One unique feature in our approach is the manner in which the MT system handles Restrictive Relative clauses (such as #1 below).

  • 1. The lawyer advised the man bitten by the dog in the park not to sue the city.
  • Our Deep Parser has been specifically designed to identify Gaps and their Fillers. Using this information, complex sentences such as #1 can be split into a corresponding set of simpler sentences (see #1a, 1b below).

  • 1a. A man was bitten by the dog in the park.
  • 1b. The lawyer advised that man not to sue the city.
  • Now, each of these simpler sentences can be translated reasonably well. The syntactic complexity of the resultant set of sentences in Hindi is significantly lower, making it more 'accessible'. It must also be kept in mind that long Restrictive Relative clauses are even more complex in Hindi, due in part to its Subject-Object-Verb (SOV) word order.

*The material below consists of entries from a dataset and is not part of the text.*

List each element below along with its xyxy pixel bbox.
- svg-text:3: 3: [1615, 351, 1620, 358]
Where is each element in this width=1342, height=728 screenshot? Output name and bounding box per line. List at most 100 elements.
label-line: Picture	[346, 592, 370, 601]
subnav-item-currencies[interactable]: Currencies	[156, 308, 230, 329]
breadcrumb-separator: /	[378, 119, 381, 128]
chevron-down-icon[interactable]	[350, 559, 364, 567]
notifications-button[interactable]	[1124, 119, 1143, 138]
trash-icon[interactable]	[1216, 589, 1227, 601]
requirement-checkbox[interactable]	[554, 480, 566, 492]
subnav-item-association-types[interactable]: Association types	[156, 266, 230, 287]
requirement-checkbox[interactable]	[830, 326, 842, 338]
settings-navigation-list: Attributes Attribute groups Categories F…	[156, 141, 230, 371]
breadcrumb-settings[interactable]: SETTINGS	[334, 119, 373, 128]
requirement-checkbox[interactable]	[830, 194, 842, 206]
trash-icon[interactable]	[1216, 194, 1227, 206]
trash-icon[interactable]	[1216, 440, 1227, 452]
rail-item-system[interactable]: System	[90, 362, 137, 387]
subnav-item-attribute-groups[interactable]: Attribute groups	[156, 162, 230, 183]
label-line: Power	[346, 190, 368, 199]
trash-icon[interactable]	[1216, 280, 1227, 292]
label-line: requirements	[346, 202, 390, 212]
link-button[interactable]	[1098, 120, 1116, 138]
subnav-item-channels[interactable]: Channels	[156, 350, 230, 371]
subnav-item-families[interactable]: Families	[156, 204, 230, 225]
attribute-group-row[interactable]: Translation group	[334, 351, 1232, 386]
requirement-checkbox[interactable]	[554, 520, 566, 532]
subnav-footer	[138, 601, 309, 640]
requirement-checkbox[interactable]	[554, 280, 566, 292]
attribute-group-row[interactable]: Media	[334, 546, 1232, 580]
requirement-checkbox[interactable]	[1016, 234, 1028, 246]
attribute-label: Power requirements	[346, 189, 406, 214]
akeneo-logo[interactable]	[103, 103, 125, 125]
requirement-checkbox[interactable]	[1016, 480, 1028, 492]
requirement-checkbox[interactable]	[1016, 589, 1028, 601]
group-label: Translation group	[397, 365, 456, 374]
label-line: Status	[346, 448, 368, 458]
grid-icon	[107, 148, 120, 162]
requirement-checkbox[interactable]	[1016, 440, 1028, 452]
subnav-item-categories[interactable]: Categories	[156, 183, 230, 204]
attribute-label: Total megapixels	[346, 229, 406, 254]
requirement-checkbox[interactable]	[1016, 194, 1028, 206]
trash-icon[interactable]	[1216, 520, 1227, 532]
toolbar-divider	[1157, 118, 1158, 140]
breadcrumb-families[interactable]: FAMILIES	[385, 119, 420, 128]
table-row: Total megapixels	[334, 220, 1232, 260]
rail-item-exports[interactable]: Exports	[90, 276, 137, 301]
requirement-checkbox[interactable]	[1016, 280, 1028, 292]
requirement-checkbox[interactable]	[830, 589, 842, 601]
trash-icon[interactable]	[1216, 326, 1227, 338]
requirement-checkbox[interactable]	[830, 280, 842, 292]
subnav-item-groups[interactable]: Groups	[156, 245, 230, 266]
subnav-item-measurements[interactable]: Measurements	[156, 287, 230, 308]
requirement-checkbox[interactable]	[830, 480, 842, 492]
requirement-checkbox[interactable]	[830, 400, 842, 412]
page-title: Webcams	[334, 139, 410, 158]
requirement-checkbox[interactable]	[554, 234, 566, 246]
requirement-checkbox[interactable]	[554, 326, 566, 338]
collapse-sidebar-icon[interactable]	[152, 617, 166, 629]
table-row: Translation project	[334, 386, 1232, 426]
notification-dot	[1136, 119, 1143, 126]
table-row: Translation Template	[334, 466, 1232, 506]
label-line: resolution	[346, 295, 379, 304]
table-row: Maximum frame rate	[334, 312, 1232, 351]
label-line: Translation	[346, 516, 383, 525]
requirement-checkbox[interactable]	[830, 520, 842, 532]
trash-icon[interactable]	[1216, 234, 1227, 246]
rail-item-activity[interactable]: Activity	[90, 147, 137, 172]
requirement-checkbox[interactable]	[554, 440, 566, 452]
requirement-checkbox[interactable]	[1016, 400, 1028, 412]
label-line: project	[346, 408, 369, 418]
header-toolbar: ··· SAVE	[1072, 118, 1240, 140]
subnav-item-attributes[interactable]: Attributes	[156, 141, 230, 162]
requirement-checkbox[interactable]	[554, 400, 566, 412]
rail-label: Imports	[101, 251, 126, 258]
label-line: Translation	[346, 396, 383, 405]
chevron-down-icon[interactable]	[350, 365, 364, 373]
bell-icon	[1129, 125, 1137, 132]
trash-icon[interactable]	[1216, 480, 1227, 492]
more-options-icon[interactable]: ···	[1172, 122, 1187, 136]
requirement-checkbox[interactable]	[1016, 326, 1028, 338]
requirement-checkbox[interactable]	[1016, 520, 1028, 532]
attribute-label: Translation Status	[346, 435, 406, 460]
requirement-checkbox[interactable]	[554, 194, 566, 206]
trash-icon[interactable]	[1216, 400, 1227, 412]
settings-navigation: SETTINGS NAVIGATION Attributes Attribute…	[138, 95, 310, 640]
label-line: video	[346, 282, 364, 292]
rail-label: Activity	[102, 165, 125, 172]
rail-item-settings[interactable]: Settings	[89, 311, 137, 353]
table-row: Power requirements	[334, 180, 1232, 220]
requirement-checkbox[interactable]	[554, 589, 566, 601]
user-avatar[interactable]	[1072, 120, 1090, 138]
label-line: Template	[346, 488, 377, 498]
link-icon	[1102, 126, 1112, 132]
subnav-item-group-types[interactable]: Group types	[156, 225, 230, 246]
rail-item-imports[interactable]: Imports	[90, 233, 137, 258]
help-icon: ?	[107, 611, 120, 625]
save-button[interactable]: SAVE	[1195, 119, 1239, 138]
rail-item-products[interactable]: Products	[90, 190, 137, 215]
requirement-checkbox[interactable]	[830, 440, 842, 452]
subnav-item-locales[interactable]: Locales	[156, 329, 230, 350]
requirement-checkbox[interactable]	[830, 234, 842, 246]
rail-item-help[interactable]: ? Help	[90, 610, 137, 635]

    Another feature is the high-quality information that the Deep Parser provides to the MT system to enable it correctly handle the complexities of Case, Number, Gender, and Aspect in Hindi.

    As mentioned previously, if the syntactic parsing of the input sentence (English) is wrong, the resulting translation will usually be unacceptable. However, the highly scalable Statistical Deep Parsers available in the public domain today are designed to accept conversational fragments (i.e. 'ungrammatical' sentences); they do not check for conformance with the rules of grammar. This approach has a significant impact on a number of downstream applications (such as Machine Translation and Text-To-Speech) that are crucially dependent on the parse-tree generated by the Deep Parser. Our approach is different; we follow Chomsky's Government & Binding Theory[1][2][3][4][5][6][7][8] to identify analyses that may be flawed. We do not attempt to translate sentences whose parse-trees fail this test, thereby avoiding egregious errors in translation. As a result, several sentences will not be translated (including sentences that are 'ungrammatical', as well as highly complex sentences that could not be parsed), but that is in line with our design philosophy that values correctness far higher than speed or scalability. However, note that even this test is not sufficient for ambiguous structures. For example, in sentence #1, it is not immediately clear whether 'the lawyer advised the man in the park' or 'the dog bit the man in the park'. Hence, we could have two well-formed parse-trees that correspond to the above two analyses. The Deep Parser needs more information to figure out whether to attach the Preposition Phrase 'in the park' to the higher clause or the lower clause. This information must be provided by a 'reasoning-about-the-world' module i.e. by reasoning that lawyers do not usually advise clients in parks, while dogs occasionally bite people in parks. Our Deep Parser does not include such a 'reasoning-about-the-world' module, and therefore cannot always handle such ambiguous structures correctly.


    References

    1. [Chomsky1980a] Chomsky N.. On Binding. Linguistic Inquiry. 1980;11:1-46.
    2. [Chomsky1980b] Chomsky N.. Rules and Representations. New York: Columbia University Press; 1980.
    3. [Chomsky1981] Chomsky N.. Lectures on Government and Binding: The Pisa lectures. Seventh 1993 ed. Berlin; New York: Mouton de Gruyter; 1981.
    4. [Chomsky1981b] Chomsky N.. Principles and Parameters in syntactic theory. In: Hornstein N., Lightfoot D., editors. Explanations in Linguistics. London: Longman; 1981.
    5. [Chomsky1982] Chomsky N.. Some consequences of the Theory of Government and Binding. Vol Linguistic Inquiry Monograph 6. Cambridge, MA: MIT Press; 1982.
    6. [Chomsky1986] Chomsky N.. Barriers. Vol Linguistic Inquiry Monograph 13. Cambridge, MA: MIT Press; 1986.
    7. [Chomsky1995] Chomsky N.. The Minimalist Program. Cambridge, MA: MIT Press; 1995.
    8. [Chomsky2000] Chomsky N.. New horizons in the study of language and mind. Cambridge, UK: Cambridge University Press; 2000.